The Project Philosophy

“We do not merely observe the Universe — we are part of the very mechanism that determines what observation is.”

I. The Question of Origin

Modern cosmology and fundamental physics often begin not with the question “what and how is observed?”, but with the postulation of primordial entities and laws that supposedly existed before any act of observation.

Yet any attempt to speak about the origin or structure of the Universe without first defining the nature and structure of observation itself remains logically incomplete. It lacks an answer to a fundamental question: who or what, in what relation to reality, and on what basis registers a difference — for example, between ‘was’ and ‘was not’, or between ‘is’ and ‘is not’?

II. The Embedded Observer

In our approach, the observer is not an external entity standing apart from the world. On the contrary, the observer is intrinsically embedded in the very fabric of what is happening — an integral part of the mechanism through which reality acquires definiteness. Such an observer does not passively contemplate a pre-existing world; they actively participate in its actualization.

This notion does not necessarily refer to human consciousness, as in speculative interpretations, nor merely to a measuring device, as in strict physics.

We define the “observer” as a fundamental structural role — a principle that makes possible the registration and reproducibility of phenomena.

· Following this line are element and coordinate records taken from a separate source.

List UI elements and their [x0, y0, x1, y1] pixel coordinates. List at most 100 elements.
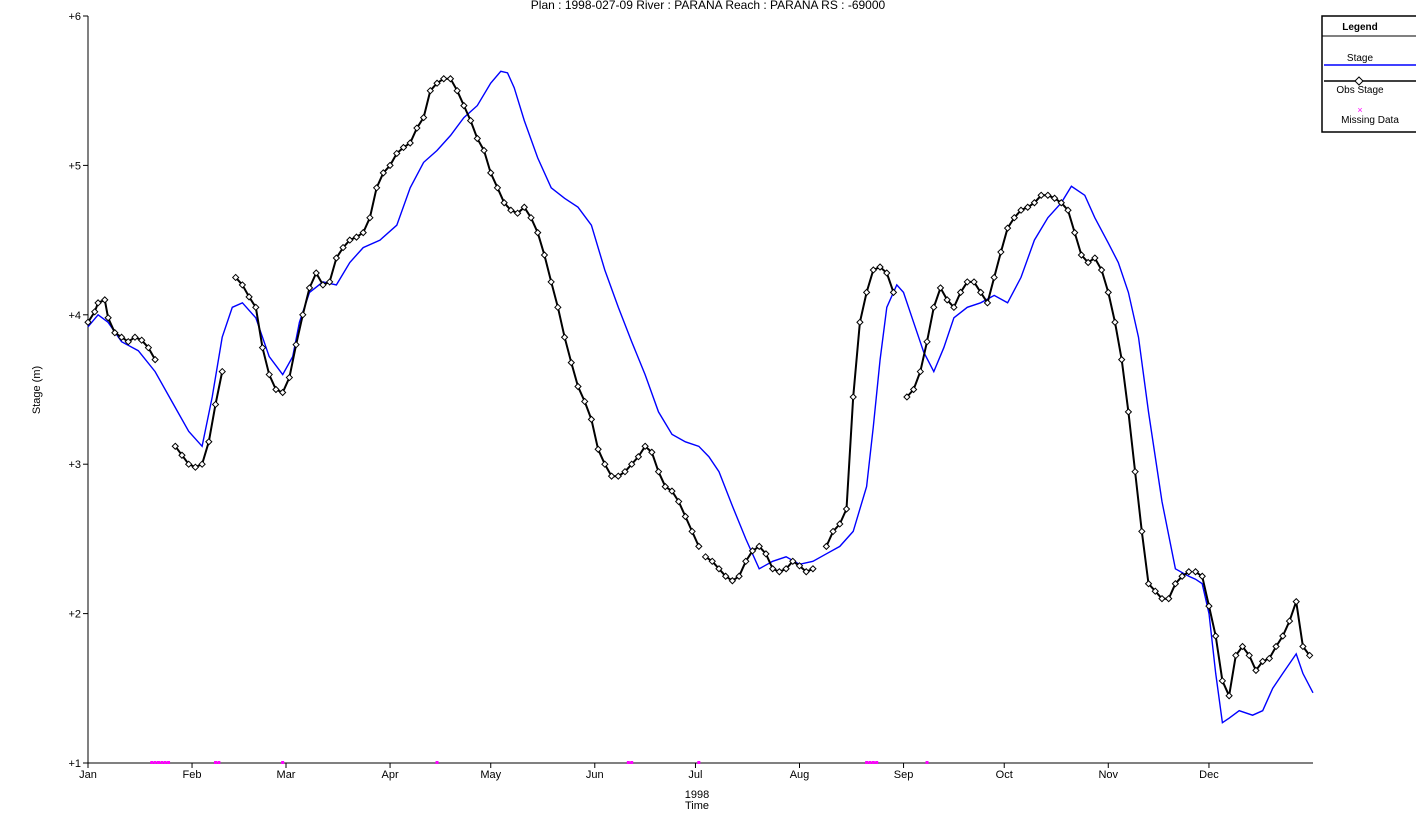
obs-stage-point [581, 397, 589, 406]
obs-stage-point [480, 146, 488, 155]
obs-stage-point [366, 213, 374, 222]
legend: Legend Stage Obs Stage × Missing Data [1321, 15, 1416, 133]
obs-stage-point [1279, 632, 1287, 640]
obs-stage-point [775, 568, 784, 576]
obs-stage-point [252, 303, 260, 312]
x-tick-label: Jul [688, 769, 702, 781]
obs-stage-point [607, 472, 616, 480]
obs-stage-point [1144, 580, 1153, 588]
obs-stage-point [339, 243, 347, 252]
obs-stage-point [453, 86, 461, 95]
obs-stage-point [1044, 191, 1052, 199]
missing-data-point [153, 761, 157, 764]
obs-stage-point [131, 333, 139, 341]
obs-stage-point [1084, 258, 1092, 267]
obs-stage-point [822, 542, 831, 551]
missing-data-markers [150, 761, 929, 764]
x-tick-label: Apr [381, 769, 398, 781]
y-tick-label: +1 [68, 758, 81, 770]
obs-stage-line [234, 77, 700, 547]
obs-stage-point [84, 318, 92, 326]
obs-stage-point [299, 311, 307, 319]
missing-data-point [160, 761, 164, 764]
obs-stage-point [983, 299, 992, 307]
obs-stage-point [1238, 642, 1247, 651]
obs-stage-point [601, 460, 609, 468]
obs-stage-point [265, 370, 273, 379]
year-label: 1998 [685, 789, 709, 801]
obs-stage-point [728, 577, 737, 585]
obs-stage-point [1111, 318, 1119, 326]
legend-box [1321, 15, 1416, 133]
obs-stage-point [1185, 568, 1193, 576]
obs-stage-point [245, 293, 253, 301]
obs-stage-point [372, 184, 381, 192]
obs-stage-point [238, 281, 247, 289]
obs-stage-point [101, 296, 109, 304]
obs-stage-point [889, 288, 898, 297]
obs-stage-point [460, 101, 468, 110]
legend-stage-label: Stage [1347, 53, 1374, 64]
missing-data-point [214, 761, 218, 764]
obs-stage-point [997, 248, 1005, 256]
legend-missing-marker: × [1357, 105, 1362, 115]
x-tick-label: Nov [1098, 769, 1118, 781]
obs-stage-point [950, 303, 958, 312]
obs-stage-point [413, 124, 421, 132]
legend-obs-marker [1354, 76, 1364, 86]
obs-stage-point [117, 333, 126, 341]
obs-stage-point [1017, 206, 1025, 214]
obs-stage-point [1037, 191, 1045, 199]
missing-data-point [626, 761, 630, 764]
obs-stage-point [272, 385, 280, 394]
legend-missing-label: Missing Data [1341, 115, 1399, 126]
obs-stage-point [1077, 251, 1086, 259]
obs-stage-point [191, 463, 200, 471]
missing-data-point [925, 761, 929, 764]
obs-stage-point [560, 333, 569, 341]
y-axis-label: Stage (m) [31, 366, 43, 414]
y-tick-label: +6 [68, 11, 81, 23]
x-axis-label: Time [685, 800, 709, 812]
obs-stage-point [789, 557, 797, 566]
obs-stage-point [406, 139, 414, 147]
obs-stage-point [513, 209, 522, 217]
x-tick-label: Jan [79, 769, 97, 781]
obs-stage-point [1258, 657, 1267, 666]
obs-stage-point [829, 527, 837, 536]
obs-stage-point [466, 116, 475, 125]
missing-data-point [281, 761, 285, 764]
obs-stage-point [534, 228, 542, 237]
obs-stage-point [849, 393, 857, 401]
missing-data-point [435, 761, 439, 764]
obs-stage-point [91, 308, 99, 316]
obs-stage-point [614, 472, 622, 480]
obs-stage-point [802, 568, 810, 576]
obs-stage-point [1131, 467, 1139, 476]
obs-stage-point [721, 572, 730, 580]
obs-stage-point [836, 520, 844, 528]
x-tick-label: Sep [894, 769, 914, 781]
x-tick-label: Feb [183, 769, 202, 781]
obs-stage-point [554, 303, 562, 312]
x-tick-label: Jun [586, 769, 604, 781]
obs-stage-point [487, 169, 495, 177]
obs-stage-point [507, 206, 515, 214]
obs-stage-point [1050, 194, 1059, 202]
obs-stage-point [386, 161, 394, 170]
stage-series [87, 70, 1314, 724]
obs-stage-point [970, 278, 978, 286]
missing-data-point [865, 761, 869, 764]
x-tick-label: May [480, 769, 501, 781]
obs-stage-point [319, 281, 327, 289]
obs-stage-line [87, 298, 156, 361]
obs-stage-line [704, 545, 814, 582]
obs-stage-point [171, 442, 179, 450]
obs-stage-point [1205, 602, 1213, 610]
obs-stage-point [634, 453, 643, 461]
obs-stage-point [1225, 692, 1233, 700]
obs-stage-point [184, 460, 193, 468]
obs-stage-point [923, 337, 931, 346]
obs-stage-point [1299, 642, 1307, 651]
obs-stage-point [198, 460, 206, 468]
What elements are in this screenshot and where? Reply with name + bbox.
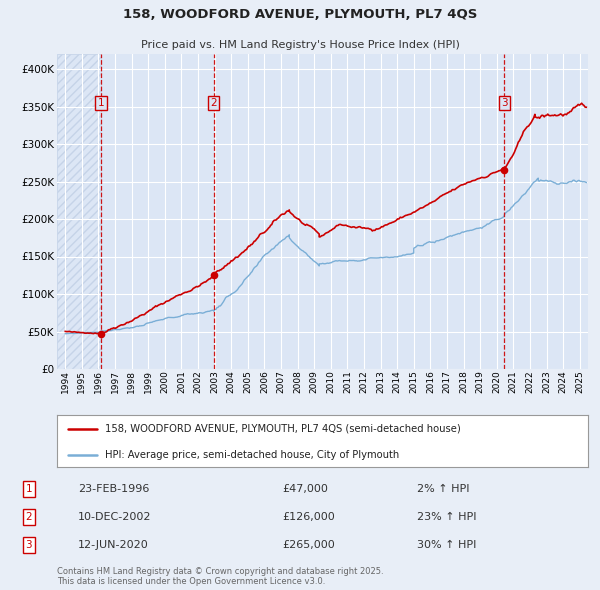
Text: 12-JUN-2020: 12-JUN-2020 <box>78 540 149 550</box>
Text: 2: 2 <box>25 512 32 522</box>
Text: 10-DEC-2002: 10-DEC-2002 <box>78 512 151 522</box>
Text: 2% ↑ HPI: 2% ↑ HPI <box>417 484 469 494</box>
Text: 1: 1 <box>25 484 32 494</box>
Text: £47,000: £47,000 <box>282 484 328 494</box>
Text: 2: 2 <box>211 98 217 108</box>
Text: Price paid vs. HM Land Registry's House Price Index (HPI): Price paid vs. HM Land Registry's House … <box>140 40 460 50</box>
Text: HPI: Average price, semi-detached house, City of Plymouth: HPI: Average price, semi-detached house,… <box>105 450 399 460</box>
Text: 158, WOODFORD AVENUE, PLYMOUTH, PL7 4QS (semi-detached house): 158, WOODFORD AVENUE, PLYMOUTH, PL7 4QS … <box>105 424 461 434</box>
Text: 1: 1 <box>98 98 104 108</box>
Text: £265,000: £265,000 <box>282 540 335 550</box>
Text: 23-FEB-1996: 23-FEB-1996 <box>78 484 149 494</box>
Text: 30% ↑ HPI: 30% ↑ HPI <box>417 540 476 550</box>
Text: 158, WOODFORD AVENUE, PLYMOUTH, PL7 4QS: 158, WOODFORD AVENUE, PLYMOUTH, PL7 4QS <box>123 8 477 21</box>
Text: 3: 3 <box>25 540 32 550</box>
Text: 23% ↑ HPI: 23% ↑ HPI <box>417 512 476 522</box>
Text: £126,000: £126,000 <box>282 512 335 522</box>
Text: Contains HM Land Registry data © Crown copyright and database right 2025.
This d: Contains HM Land Registry data © Crown c… <box>57 566 383 586</box>
Text: 3: 3 <box>501 98 508 108</box>
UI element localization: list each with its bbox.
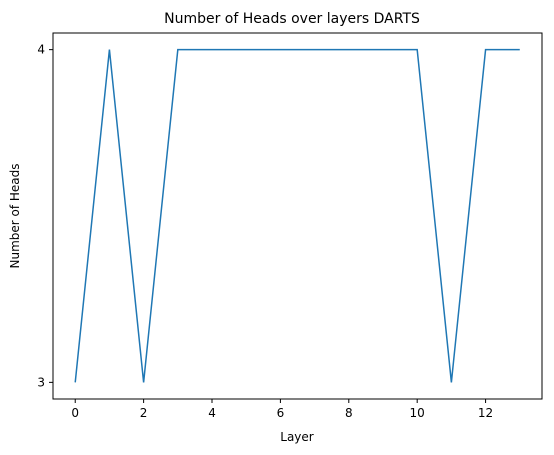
y-tick-label: 3 xyxy=(37,375,45,389)
series-line xyxy=(74,48,520,383)
chart-title: Number of Heads over layers DARTS xyxy=(164,11,420,27)
x-tick-label: 0 xyxy=(71,406,79,420)
plot-frame xyxy=(52,32,543,400)
x-tick-label: 6 xyxy=(277,406,285,420)
x-tick-label: 10 xyxy=(410,406,425,420)
y-tick-label: 4 xyxy=(37,43,45,57)
x-tick-label: 4 xyxy=(208,406,216,420)
x-tick-label: 2 xyxy=(140,406,148,420)
x-tick-label: 12 xyxy=(478,406,493,420)
x-axis: 0 2 4 6 8 10 12 xyxy=(71,399,493,420)
y-axis: 34 xyxy=(37,43,53,389)
x-axis-label: Layer xyxy=(280,430,314,444)
x-tick-label: 8 xyxy=(345,406,353,420)
series-layer xyxy=(74,48,520,383)
y-axis-label: Number of Heads xyxy=(8,163,22,268)
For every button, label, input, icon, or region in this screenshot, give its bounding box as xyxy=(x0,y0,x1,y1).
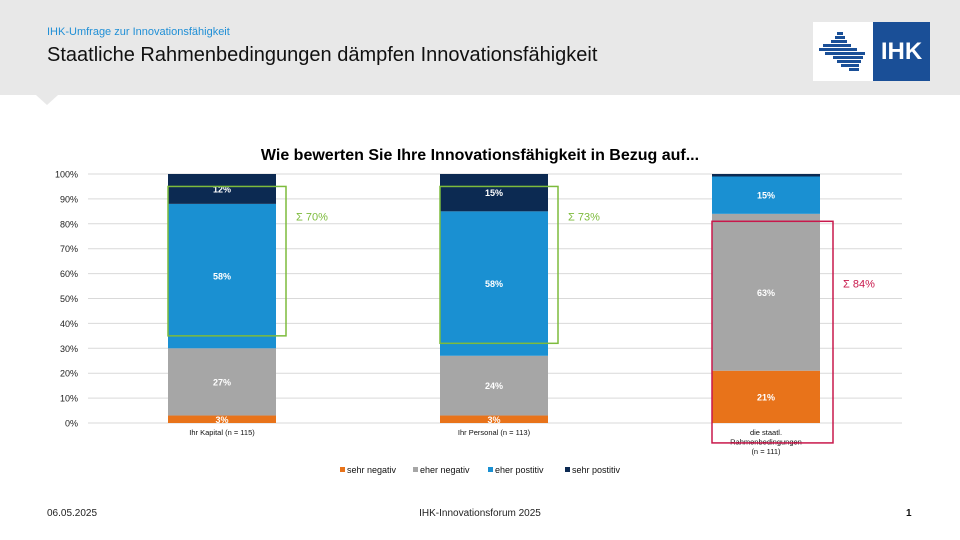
data-label: 3% xyxy=(487,415,500,425)
data-label: 15% xyxy=(485,188,503,198)
y-tick-label: 50% xyxy=(60,294,78,304)
bar-segment xyxy=(440,415,548,423)
y-tick-label: 70% xyxy=(60,244,78,254)
data-label: 58% xyxy=(213,272,231,282)
x-tick-label: Rahmenbedingungen xyxy=(730,438,802,447)
bar-segment xyxy=(440,211,548,356)
bar-segment xyxy=(712,174,820,177)
data-label: 15% xyxy=(757,191,775,201)
data-label: 58% xyxy=(485,279,503,289)
highlight-box xyxy=(711,220,834,444)
bar-segment xyxy=(168,203,276,349)
page-title: Staatliche Rahmenbedingungen dämpfen Inn… xyxy=(47,44,598,66)
legend-swatch xyxy=(413,467,418,472)
bar-segment xyxy=(712,370,820,423)
bar-segment xyxy=(168,348,276,416)
header-notch xyxy=(36,95,58,105)
header-bar: IHK-Umfrage zur Innovationsfähigkeit Sta… xyxy=(0,0,960,95)
x-tick-label: die staatl. xyxy=(750,428,782,437)
data-label: 27% xyxy=(213,377,231,387)
y-tick-label: 60% xyxy=(60,269,78,279)
ihk-logo: IHK xyxy=(813,22,930,81)
sum-annotation: Σ 73% xyxy=(568,211,600,223)
y-tick-label: 0% xyxy=(65,419,78,429)
y-tick-label: 80% xyxy=(60,219,78,229)
legend-swatch xyxy=(488,467,493,472)
legend-label: eher negativ xyxy=(420,465,470,475)
x-tick-label: Ihr Kapital (n = 115) xyxy=(189,428,255,437)
bar-segment xyxy=(168,415,276,423)
y-tick-label: 20% xyxy=(60,369,78,379)
legend-swatch xyxy=(340,467,345,472)
bar-segment xyxy=(712,213,820,371)
data-label: 63% xyxy=(757,288,775,298)
logo-box: IHK xyxy=(873,22,930,81)
y-tick-label: 40% xyxy=(60,319,78,329)
bar-segment xyxy=(440,355,548,416)
y-tick-label: 90% xyxy=(60,194,78,204)
y-tick-label: 100% xyxy=(55,170,78,180)
y-tick-label: 10% xyxy=(60,394,78,404)
y-tick-label: 30% xyxy=(60,344,78,354)
highlight-box xyxy=(167,185,287,337)
data-label: 12% xyxy=(213,184,231,194)
sum-annotation: Σ 84% xyxy=(843,278,875,290)
bar-segment xyxy=(168,174,276,204)
sum-annotation: Σ 70% xyxy=(296,211,328,223)
page-number: 1 xyxy=(906,508,912,519)
header-subtitle: IHK-Umfrage zur Innovationsfähigkeit xyxy=(47,26,230,38)
logo-map-icon xyxy=(819,32,865,71)
legend-label: eher postitiv xyxy=(495,465,544,475)
data-label: 24% xyxy=(485,381,503,391)
chart-title: Wie bewerten Sie Ihre Innovationsfähigke… xyxy=(261,147,699,164)
x-tick-label: Ihr Personal (n = 113) xyxy=(458,428,531,437)
footer-event: IHK-Innovationsforum 2025 xyxy=(419,508,541,519)
legend-swatch xyxy=(565,467,570,472)
bar-segment xyxy=(440,174,548,212)
legend-label: sehr negativ xyxy=(347,465,397,475)
bar-segment xyxy=(712,176,820,214)
x-tick-label: (n = 111) xyxy=(751,447,781,456)
legend-label: sehr postitiv xyxy=(572,465,621,475)
highlight-box xyxy=(439,185,559,345)
footer-date: 06.05.2025 xyxy=(47,508,98,519)
data-label: 21% xyxy=(757,392,775,402)
data-label: 3% xyxy=(215,415,228,425)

This concept is related, on one hand, to John Wheeler’s “observer–participant,” who actively brings forth reality, and on the other, to Alfred North Whitehead’s “actual entity,” where every element of the world, down to an electron, is an “organism” experiencing its own unique process of becoming.

III. Emergent Structure

This constitutive observer (or, more precisely, the principle of observation) does not rely on pre-existing space and time. Rather, space and time emerge as the result of repeated and stable registration of fundamental distinctions that manifest at the foundation of the perceivable world.

We claim that it is precisely the dynamic process of forming, differentiating, and stabilizing these basic structural units — out of an initially undifferentiated ground — that determines all subsequent physics.

Within this model, space appears not as an empty background but as a form of organization of registered distinctions, a structure of relations between actualized events. Time, in turn, can be understood as the rhythm or sequence of the acts of registration and becoming themselves.

IV. The Inversion

Perhaps the core mistake of standard models lies in the implicit assumption that there exists an objective universe that simply “was” or “is” independently, and in which the observer merely “appeared” at some late stage.

We propose a different starting point: might it be that the very structure and possibility of observation is the primary principle from which the ordered picture of the universe crystallizes — as the result of stable processes of registering distinctions?

Philosophy defines the logic. Mathematics provides the proof.